Bay MacNeil lies immediately to the west of Portuairk, an easy half-hour's walk away, albeit over soft and boggy ground. Technically - the Diary was once a Geography teacher - the bay offers an excellent example of a 'tombolo', where an island has been joined to the mainland by a sand or shingle deposit. Other than at high tide, when the sea covers the beach, the bay itself is, strictly, a 'cove', since it has a narrow entrance. Coves offer excellent anchorages - this one must once have been used by the residents of the ruined croft house that stands a hundred metres behind the bay.
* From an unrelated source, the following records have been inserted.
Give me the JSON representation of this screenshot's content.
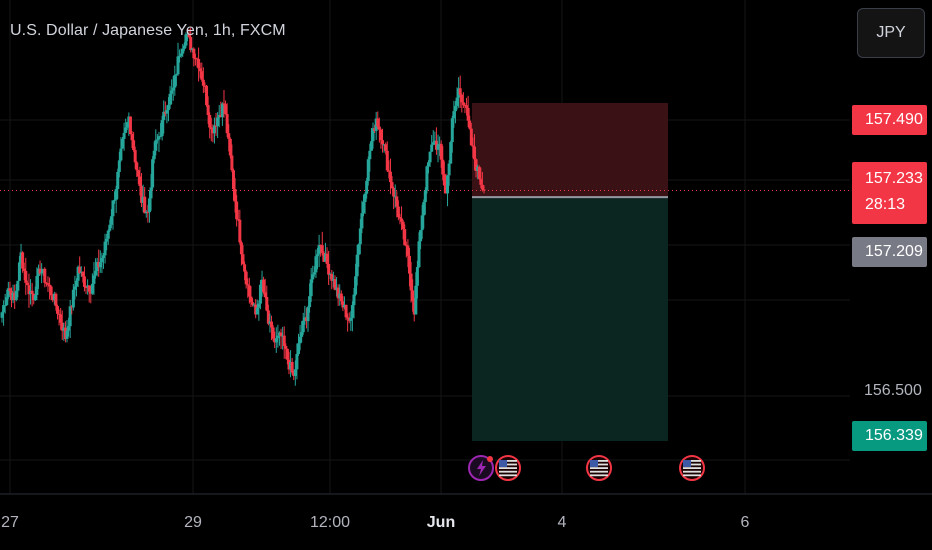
{
  "header": {
    "title": "U.S. Dollar / Japanese Yen, 1h, FXCM",
    "currency_button": "JPY"
  },
  "price_axis": {
    "stop_loss_price": "157.490",
    "last_price": "157.233",
    "countdown": "28:13",
    "entry_price": "157.209",
    "tick_156_5": "156.500",
    "take_profit_price": "156.339"
  },
  "time_axis": {
    "labels": [
      {
        "text": "27",
        "bold": false
      },
      {
        "text": "29",
        "bold": false
      },
      {
        "text": "12:00",
        "bold": false
      },
      {
        "text": "Jun",
        "bold": true
      },
      {
        "text": "4",
        "bold": false
      },
      {
        "text": "6",
        "bold": false
      }
    ]
  },
  "colors": {
    "up": "#26a69a",
    "down": "#f23645",
    "background": "#000000",
    "stop_zone": "#3a1114",
    "target_zone": "#0b2520",
    "entry_line": "#9598a1",
    "take_profit_tag": "#089981",
    "entry_tag": "#787b86"
  },
  "event_icons": [
    "lightning-icon",
    "us-flag-icon",
    "us-flag-icon",
    "us-flag-icon"
  ],
  "chart_data": {
    "type": "candlestick",
    "title": "U.S. Dollar / Japanese Yen, 1h, FXCM",
    "symbol": "USDJPY",
    "interval": "1h",
    "source": "FXCM",
    "y_unit": "JPY",
    "ylim": [
      156.1,
      157.85
    ],
    "x_ticks": [
      "27",
      "29",
      "12:00",
      "Jun",
      "4",
      "6"
    ],
    "y_ticks_shown": [
      "156.500"
    ],
    "last_price": 157.233,
    "countdown": "28:13",
    "grid": true,
    "series": [
      {
        "approximate_close_path": [
          156.79,
          156.88,
          156.83,
          157.0,
          156.88,
          156.85,
          156.95,
          156.9,
          156.85,
          156.78,
          156.7,
          156.82,
          156.95,
          156.9,
          156.88,
          156.95,
          157.0,
          157.12,
          157.25,
          157.4,
          157.5,
          157.35,
          157.2,
          157.15,
          157.38,
          157.45,
          157.55,
          157.6,
          157.74,
          157.8,
          157.75,
          157.7,
          157.6,
          157.45,
          157.5,
          157.55,
          157.35,
          157.15,
          156.98,
          156.85,
          156.78,
          156.9,
          156.75,
          156.68,
          156.7,
          156.62,
          156.55,
          156.7,
          156.78,
          156.92,
          157.05,
          156.98,
          156.92,
          156.85,
          156.8,
          156.75,
          157.0,
          157.2,
          157.38,
          157.5,
          157.42,
          157.3,
          157.2,
          157.1,
          156.98,
          156.8,
          157.1,
          157.3,
          157.42,
          157.38,
          157.22,
          157.48,
          157.6,
          157.55,
          157.4,
          157.3,
          157.233
        ]
      }
    ],
    "position": {
      "type": "short",
      "entry": 157.209,
      "stop_loss": 157.49,
      "take_profit": 156.339
    }
  }
}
This photograph, taken from the island looking east, shows the other side of the tombolo, with the bay hidden to the left. The bare, rocky hill is called Sgurr nam Meann (sgurr, appropriately for this hill, means 'rocky peak', meann a 'young deer'). The hard rock which forms this uncompromising peak is the variety of gabbro called eucrite, gabbro being the coarse-grained version of the better-known lava, basalt.

Returning to Portuairk we looked northeast across Sanna Bay to the scattered houses of Sanna village and beyond, to the gaunt cliff commonly called The Cat's Face, whose Gaelic name is Carraig, which means 'promontory'. In the distance stand the snow-covered mountains beyond Knoydart.

We were out for longer than we had planned - it was so beautiful scrambling across the rocks around the bay that we had to drag ourselves away - and in that time saw not a soul outside the village. And the sands of Bay MacNeil were pristine, so no-one had ventured there that day.